NASA’s Voyager 1 spacecraft has experienced a computer glitch that’s causing a bit of a communication breakdown between the 46-year-old probe and its mission team on Earth.
For those who didn’t read the article, voyager 1 is still sending and transmitting data. It’s stuck in a loop sending the same packets to Earth on repeat but it is receiving commands just fine. It’s not completely dark.
So the title did its job which is you understand nothing until you enter their site, drive traffic, display ads, and possibly collect your data in the process.

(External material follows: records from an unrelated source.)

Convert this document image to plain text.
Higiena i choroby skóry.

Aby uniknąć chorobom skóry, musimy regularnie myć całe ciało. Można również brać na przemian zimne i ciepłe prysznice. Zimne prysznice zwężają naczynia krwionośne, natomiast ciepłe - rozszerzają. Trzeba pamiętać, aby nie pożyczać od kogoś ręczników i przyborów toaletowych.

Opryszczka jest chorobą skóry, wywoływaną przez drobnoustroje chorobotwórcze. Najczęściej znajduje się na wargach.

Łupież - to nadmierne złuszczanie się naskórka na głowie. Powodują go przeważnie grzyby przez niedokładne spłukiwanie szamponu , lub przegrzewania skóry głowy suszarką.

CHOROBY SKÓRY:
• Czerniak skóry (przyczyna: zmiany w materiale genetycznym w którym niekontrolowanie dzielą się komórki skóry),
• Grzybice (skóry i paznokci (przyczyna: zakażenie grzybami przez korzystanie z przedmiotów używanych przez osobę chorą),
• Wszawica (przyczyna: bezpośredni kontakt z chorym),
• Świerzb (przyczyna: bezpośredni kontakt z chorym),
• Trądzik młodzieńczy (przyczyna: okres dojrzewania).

Sure and Lemmy did its work by letting me and others relay the info. I hate ads as much as the next guy, especially targeted ads, but the internet is free and I don’t pay CNN a dime so I’ll take the hit for you this time. Next time, you click the clickbait and fill us in ☺️
Bit of a misleading title. The voyager can still receive commands and send data to earth, the problem is that instead of useful data it just keeps sending repeating code of no use. Not a huge fan of these sensationalized and just blatantly wrong news article titles.
Haha I mean that's fair. Although I'm mainly just displeased with the title of the article. Its worded in a way that conveys that we've lost contact with the satellite completely, which is not the case. Just a bit too click baity for my tastes.
Engineers are working to resolve an issue with one of Voyager 1’s three onboard computers, called the flight data system (FDS). The spacecraft is receiving and executing commands sent from Earth; however, the FDS is not communicating properly with one of the probe’s subsystems, called the telemetry modulation unit (TMU). As a result, no science or engineering data is being sent back to Earth.
The Voyager team sent commands over the weekend for the spacecraft to restart the flight data system, but no usable data has come back yet, according to NASA.
Unfortunately, that didn't help. So now they'll have to find out what's causing this, and then see if they can fix it.
Ah, time to reconfigure the IP address. Just set that, and *click* bring down network port, and *click* bring it up again... *click* ... *click* ... oh.